Um dos exemplos citados ao longo da instrução – e que posteriormente foi ajustado pelo próprio Executivo – foi o do Ramal do Apodi, que tem conclusão de obras prevista para fevereiro de 2027. Inicialmente, a minuta do contrato não previa um ajuste na remuneração do parceiro privado caso o ativo não fosse transferido a tempo para a operação da concessionária. 

O modelo
O projeto para o Pisf exigiu a construção de uma estrutura inédita de PPP porque o modelo nunca foi usado em âmbito nacional pela dificuldade de a União garantir o repasse de contraprestações ao privado – diferentemente dos estados, que têm fundos abastecidos com repasses federais e garantias que podem ser concedidas pelo Tesouro. No caso do orçamento da União, o recurso pode ser contingenciado ou bloqueado. 

Para o Pisf, o Executivo planeja estrear um dispositivo previsto na LDO (Lei de Diretrizes Orçamentárias) desde a edição de 2024 que dá tratamento prioritário a esse gasto em relação às demais despesas livres do orçamento – além da preferência primária desse pagamento pelo fato de o projeto integrar o Novo PAC. As LDOs são aprovadas ano a ano para a gestão do orçamento público.

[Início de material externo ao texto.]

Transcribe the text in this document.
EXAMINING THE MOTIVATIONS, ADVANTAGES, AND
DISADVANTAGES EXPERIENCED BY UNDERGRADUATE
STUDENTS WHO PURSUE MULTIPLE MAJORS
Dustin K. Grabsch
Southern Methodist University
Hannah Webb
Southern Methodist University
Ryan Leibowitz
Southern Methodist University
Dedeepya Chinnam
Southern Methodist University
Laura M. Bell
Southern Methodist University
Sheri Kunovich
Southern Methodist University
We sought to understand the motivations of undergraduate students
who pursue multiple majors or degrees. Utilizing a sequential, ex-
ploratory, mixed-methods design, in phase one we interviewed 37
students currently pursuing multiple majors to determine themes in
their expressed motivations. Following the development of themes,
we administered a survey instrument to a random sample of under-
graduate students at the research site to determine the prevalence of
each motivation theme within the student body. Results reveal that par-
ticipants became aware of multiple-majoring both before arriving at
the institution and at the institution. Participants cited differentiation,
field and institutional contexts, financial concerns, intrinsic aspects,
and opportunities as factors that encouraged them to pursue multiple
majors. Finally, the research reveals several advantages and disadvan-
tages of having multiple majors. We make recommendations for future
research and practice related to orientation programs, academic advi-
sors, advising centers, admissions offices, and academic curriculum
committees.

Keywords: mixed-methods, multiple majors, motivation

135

Como mostrou a Agência iNFRA, embora isso não blinde a despesa da PPP de ser contingenciada numa situação fiscal mais extrema, a avaliação feita pelo governo é de que a priorização é segura para o parceiro privado porque amarra o orçamento federal a esse repasse. O projeto também prevê uma estrutura de garantias. Uma delas é uma ‘conta reserva’, de natureza privada, que deverá manter saldo mínimo equivalente a seis contraprestações mensais devidas ao futuro operador.  

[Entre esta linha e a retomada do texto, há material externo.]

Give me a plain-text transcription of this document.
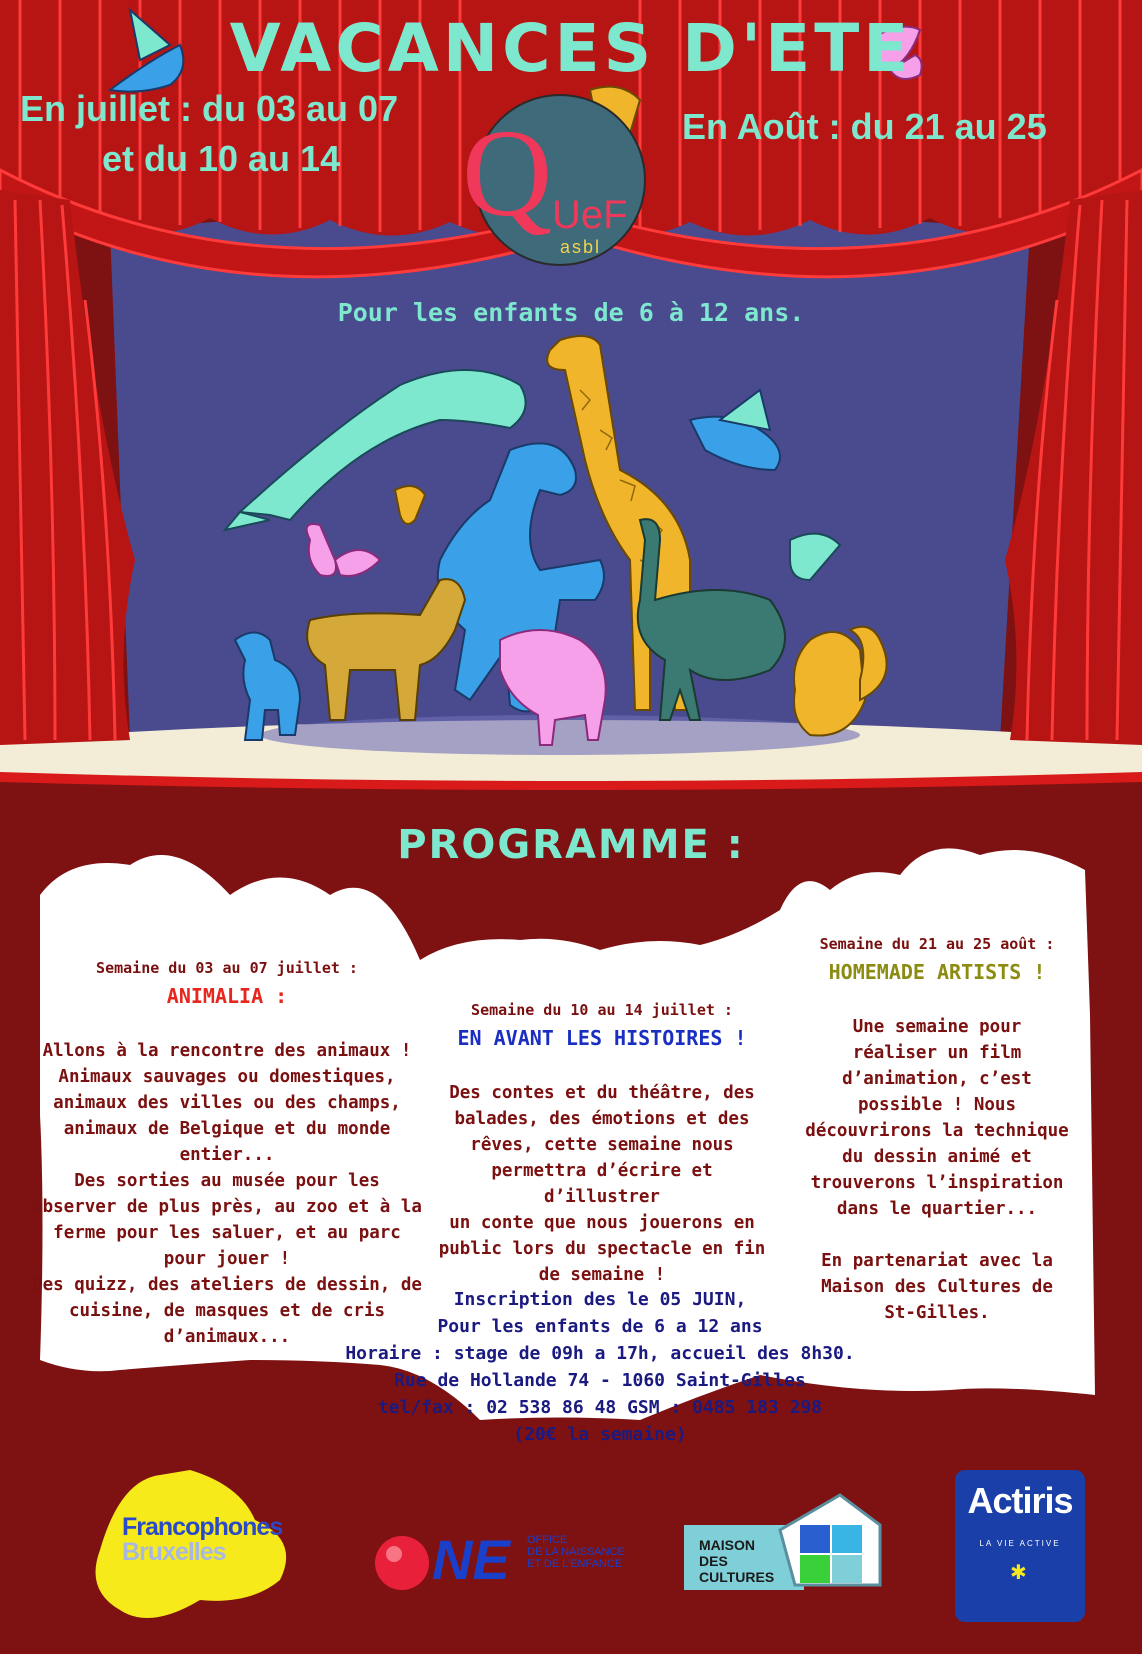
Q UeF
asbl
VACANCES D'ETE
En juillet : du 03 au 07
et du 10 au 14
En Août : du 21 au 25
Pour les enfants de 6 à 12 ans.
PROGRAMME :
Semaine du 03 au 07 juillet :
ANIMALIA :
Allons à la rencontre des animaux !
Animaux sauvages ou domestiques,
animaux des villes ou des champs,
animaux de Belgique et du monde
entier...
Des sorties au musée pour les
observer de plus près, au zoo et à la
ferme pour les saluer, et au parc
pour jouer !
Des quizz, des ateliers de dessin, de
cuisine, de masques et de cris
d’animaux...
Semaine du 10 au 14 juillet :
EN AVANT LES HISTOIRES !
Des contes et du théâtre, des
balades, des émotions et des
rêves, cette semaine nous
permettra d’écrire et d’illustrer
un conte que nous jouerons en
public lors du spectacle en fin
de semaine !
Semaine du 21 au 25 août :
HOMEMADE ARTISTS !
Une semaine pour
réaliser un film
d’animation, c’est
possible ! Nous
découvrirons la technique
du dessin animé et
trouverons l’inspiration
dans le quartier...
En partenariat avec la
Maison des Cultures de
St-Gilles.
Inscription des le 05 JUIN,
Pour les enfants de 6 a 12 ans
Horaire : stage de 09h a 17h, accueil des 8h30.
Rue de Hollande 74 - 1060 Saint-Gilles
tel/fax : 02 538 86 48 GSM : 0485 183 298
(20€ la semaine)
Francophones
Bruxelles	NE OFFICE
DE LA NAISSANCE
ET DE L’ENFANCE
MAISON
DES
CULTURES
Actiris
LA VIE ACTIVE
✱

A contraprestação que será paga mensalmente pelo governo é composta por três elementos principais: remuneração de investimentos obrigatórios; remuneração de custos fixos de operação e manutenção do sistema, que é constante e sujeito à aplicação do IDG (Índice de Desempenho Global); e ressarcimentos que cobrem os custos variáveis com energia elétrica e encargos necessários ao bombeamento de água. Já o certame será decidido pelo critério de maior desconto na contraprestação que precisa ser paga pelo governo.

O processo do Pisf foi levado ao plenário após ter entrado em pauta em outras ocasiões sem ter sido julgado. Nesta quarta, o ministro Augusto Nardes chegou a pedir vista do caso por uma semana, mas posteriormente foi convencido pelos colegas a desistir da solicitação. “Esse processo já está no tribunal há tempo demais. É uma matéria que tem prazo na nossa norma para ser examinada”, observou o ministro Bruno Dantas.

*Reportagem atualizada na quinta-feira (16) com detalhamento de informações.